Seakan ada sasmita, pada malam sebelum ia melepas raga, berceritalah ia padaku tentang Laila. Tentang janji yang kemudian ia titipkan padaku.

Bapak memang tak pernah bicara sedikit pun mengenai Laila. Pernikahannya dengan Ibu selama lebih dari tiga puluh tahun tak pernah diusiknya dengan membuka setitik rahasia. aku tak tahu bagaimana kemudian Bapak benar-benar mengubur rahasia itu. empat puluh tahun lamanya Bapak berusaha menetapi janjinya, dan empat puluh tahun juga ia ingin percaya kalau orang yang ditunggunya akan datang.

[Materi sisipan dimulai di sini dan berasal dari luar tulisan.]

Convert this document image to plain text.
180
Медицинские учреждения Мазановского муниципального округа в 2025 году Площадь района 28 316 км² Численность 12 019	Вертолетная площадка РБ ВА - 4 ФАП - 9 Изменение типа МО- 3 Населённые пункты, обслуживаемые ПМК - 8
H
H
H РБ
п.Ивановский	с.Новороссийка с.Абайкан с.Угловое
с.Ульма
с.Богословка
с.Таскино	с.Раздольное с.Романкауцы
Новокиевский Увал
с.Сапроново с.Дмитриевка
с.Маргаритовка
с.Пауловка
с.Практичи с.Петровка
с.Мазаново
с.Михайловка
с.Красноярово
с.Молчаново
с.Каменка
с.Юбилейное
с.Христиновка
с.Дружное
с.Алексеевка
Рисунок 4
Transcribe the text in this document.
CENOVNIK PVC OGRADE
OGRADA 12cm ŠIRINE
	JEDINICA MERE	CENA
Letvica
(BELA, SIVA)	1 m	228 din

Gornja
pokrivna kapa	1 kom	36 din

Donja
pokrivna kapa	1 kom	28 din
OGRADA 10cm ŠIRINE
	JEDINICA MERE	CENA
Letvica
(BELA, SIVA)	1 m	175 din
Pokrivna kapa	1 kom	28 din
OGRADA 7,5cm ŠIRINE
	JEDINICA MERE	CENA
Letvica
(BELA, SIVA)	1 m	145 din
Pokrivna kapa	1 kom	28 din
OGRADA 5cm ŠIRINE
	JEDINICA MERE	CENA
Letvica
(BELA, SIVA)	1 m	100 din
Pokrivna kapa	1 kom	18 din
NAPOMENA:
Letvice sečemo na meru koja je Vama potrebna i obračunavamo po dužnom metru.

Bapak memintaku untuk tak bercerita kepada siapa jua, pun pada Ibu. Ia tak mau Ibu punya kesan lain terhadapnya selepas ia mangkat. aku tak tahu apakah Bapak benar-benar mencintai Ibu. Sebab selama ini pula aku tak pernah melihat keduanya bertengkar. kukira akan perih rasanya bila menjadi Bapak. Sebab kini matahari sudah jauh di ufuk barat. Spion motorku memantulkan jingga hingga biasnya jatuh di kejauhan. angin sebentar-sebentar berhembus sepoi, dan shalawat pengantar adzan maghrib sayupnya masih dapat kudengar. Mataku kembali basah, sebab tak yakin akan ada sepuluh tahun lagi untuk tak sia-sia kutunggu.